The Market Composite Index, a measure of mortgage loan application volume, increased 0.3 percent on a seasonally adjusted basis from one week earlier. On an unadjusted basis, the Index increased 0.2 percent compared with the previous week. The Refinance Index decreased 2 percent from the previous week and was 26 percent lower than the same week one year ago. The seasonally adjusted Purchase Index increased 4 percent from one week earlier. The unadjusted Purchase Index increased 3 percent compared with the previous week and was 9 percent lower than the same week one year ago.  

"Mortgage rates increased again last week, as the 30-year fixed rate reached 3.30 percent and the 15-year fixed rate rose to 2.59 percent - the highest for both in eight months. The increase in rates triggered the fifth straight decrease in refinance activity to the slowest weekly pace since January 2020. Higher rates continue to reduce borrowers' incentive to refinance," said Joel Kan, MBA's Associate Vice President of Economic and Industry Forecasting. "Purchase applications picked up slightly, and the average loan size rose to its highest level in three weeks, as growth in the higher price segments continues to dominate purchase activity. Both new and existing-home sales last month were at their strongest sales pace since early 2021, but first-time home buyers are accounting for a declining share of activity. Home prices are still growing at a rapid clip, even if monthly growth rates are showing signs of moderation, and this is constraining sales in many markets, and particularly for first-timers."

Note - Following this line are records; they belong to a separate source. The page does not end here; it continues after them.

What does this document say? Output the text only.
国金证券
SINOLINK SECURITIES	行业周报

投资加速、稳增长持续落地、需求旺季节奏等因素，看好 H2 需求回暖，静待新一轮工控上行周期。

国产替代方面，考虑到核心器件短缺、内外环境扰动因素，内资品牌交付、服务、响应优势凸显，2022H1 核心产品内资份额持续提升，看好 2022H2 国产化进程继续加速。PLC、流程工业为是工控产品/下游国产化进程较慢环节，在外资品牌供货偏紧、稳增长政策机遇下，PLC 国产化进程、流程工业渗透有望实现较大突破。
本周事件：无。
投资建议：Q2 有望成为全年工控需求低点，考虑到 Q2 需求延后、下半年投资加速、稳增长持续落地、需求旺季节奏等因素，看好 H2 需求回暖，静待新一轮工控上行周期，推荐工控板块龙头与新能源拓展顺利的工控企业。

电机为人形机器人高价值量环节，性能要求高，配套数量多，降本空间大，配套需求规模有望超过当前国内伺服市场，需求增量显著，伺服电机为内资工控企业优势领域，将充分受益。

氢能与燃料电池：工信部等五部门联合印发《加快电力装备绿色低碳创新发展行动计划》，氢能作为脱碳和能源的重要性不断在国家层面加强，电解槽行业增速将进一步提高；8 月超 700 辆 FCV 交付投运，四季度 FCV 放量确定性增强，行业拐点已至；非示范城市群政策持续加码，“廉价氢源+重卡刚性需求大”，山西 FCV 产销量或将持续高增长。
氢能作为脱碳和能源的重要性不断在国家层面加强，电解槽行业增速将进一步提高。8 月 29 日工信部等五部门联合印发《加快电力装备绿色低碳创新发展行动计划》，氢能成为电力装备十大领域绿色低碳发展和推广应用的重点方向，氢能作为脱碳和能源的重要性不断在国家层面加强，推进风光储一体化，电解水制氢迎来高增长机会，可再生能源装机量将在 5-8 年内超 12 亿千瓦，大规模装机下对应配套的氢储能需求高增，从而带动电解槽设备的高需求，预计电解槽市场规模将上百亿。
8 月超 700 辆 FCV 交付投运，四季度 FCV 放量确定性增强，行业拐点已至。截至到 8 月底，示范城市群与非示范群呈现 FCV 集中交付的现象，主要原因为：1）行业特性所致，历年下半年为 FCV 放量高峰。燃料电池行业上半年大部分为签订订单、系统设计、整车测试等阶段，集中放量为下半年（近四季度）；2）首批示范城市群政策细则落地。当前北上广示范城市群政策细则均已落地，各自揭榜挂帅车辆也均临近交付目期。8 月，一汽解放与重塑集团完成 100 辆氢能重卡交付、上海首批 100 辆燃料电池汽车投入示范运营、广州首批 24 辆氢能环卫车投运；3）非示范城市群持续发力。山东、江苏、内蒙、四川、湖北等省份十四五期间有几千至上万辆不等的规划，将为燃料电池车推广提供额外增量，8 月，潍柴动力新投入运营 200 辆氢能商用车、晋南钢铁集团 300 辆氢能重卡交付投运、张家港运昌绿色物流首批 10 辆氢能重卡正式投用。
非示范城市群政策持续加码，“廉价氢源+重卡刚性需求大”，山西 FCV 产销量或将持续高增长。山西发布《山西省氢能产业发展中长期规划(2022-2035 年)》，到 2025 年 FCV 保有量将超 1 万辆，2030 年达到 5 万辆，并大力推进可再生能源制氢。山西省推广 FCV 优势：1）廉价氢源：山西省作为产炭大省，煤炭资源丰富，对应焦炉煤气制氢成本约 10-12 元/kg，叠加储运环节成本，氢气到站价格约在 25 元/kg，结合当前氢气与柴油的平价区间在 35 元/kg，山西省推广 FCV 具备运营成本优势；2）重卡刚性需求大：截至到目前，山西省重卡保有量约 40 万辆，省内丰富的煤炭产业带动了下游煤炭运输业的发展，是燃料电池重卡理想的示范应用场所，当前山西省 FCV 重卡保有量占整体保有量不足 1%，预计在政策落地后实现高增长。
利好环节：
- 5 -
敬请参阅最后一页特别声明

The refinance share of mortgage activity decreased to 62.2 percent of total applications from 63.3 percent the previous week. The adjustable-rate mortgage (ARM) share of activity decreased to 3.1 percent of total applications.

The FHA share of total applications increased to 10.4 percent from 10.2 percent the week prior. The VA share of total applications increased to 10.6 percent from 10.4 percent the week prior. The USDA share of total applications remained unchanged from 0.5 percent the week prior.  

The average contract interest rate for 30-year fixed-rate mortgages with conforming loan balances ($548,250 or less) increased to 3.30 percent from 3.23 percent, with points decreasing to 0.34 from 0.35 (including the origination fee) for 80 percent loan-to-value ratio (LTV) loans. The effective rate increased from last week.  

The average contract interest rate for 30-year fixed-rate mortgages with jumbo loan balances (greater than $548,250) increased to 3.34 percent from 3.26 percent, with points decreasing to 0.29 from 0.33 (including the origination fee) for 80 percent LTV loans. The effective rate increased from last week.  

The average contract interest rate for 30-year fixed-rate mortgages backed by the FHA increased to 3.31 percent from 3.17 percent, with points increasing to 0.38 from 0.32 (including the origination fee) for 80 percent LTV loans. The effective rate increased from last week.  

The average contract interest rate for 15-year fixed-rate mortgages increased to 2.59 percent from 2.54 percent, with points increasing to 0.33 from 0.29 (including the origination fee) for 80 percent LTV loans. The effective rate increased from last week.  

The average contract interest rate for 5/1 ARMs decreased to 2.89 percent from 3.09 percent, with points decreasing to 0.13 from 0.30 (including the origination fee) for 80 percent LTV loans. The effective rate decreased from last week.   

If you would like to purchase a subscription of MBA's Weekly Applications Survey, please visit www.mba.org/WeeklyApps, contact mbaresearch@mba.org or click here.

The survey covers over 75 percent of all U.S. retail residential mortgage applications, and has been conducted weekly since 1990. Respondents include mortgage bankers, commercial banks and thrifts. Base period and value for all indexes is March 16, 1990=100.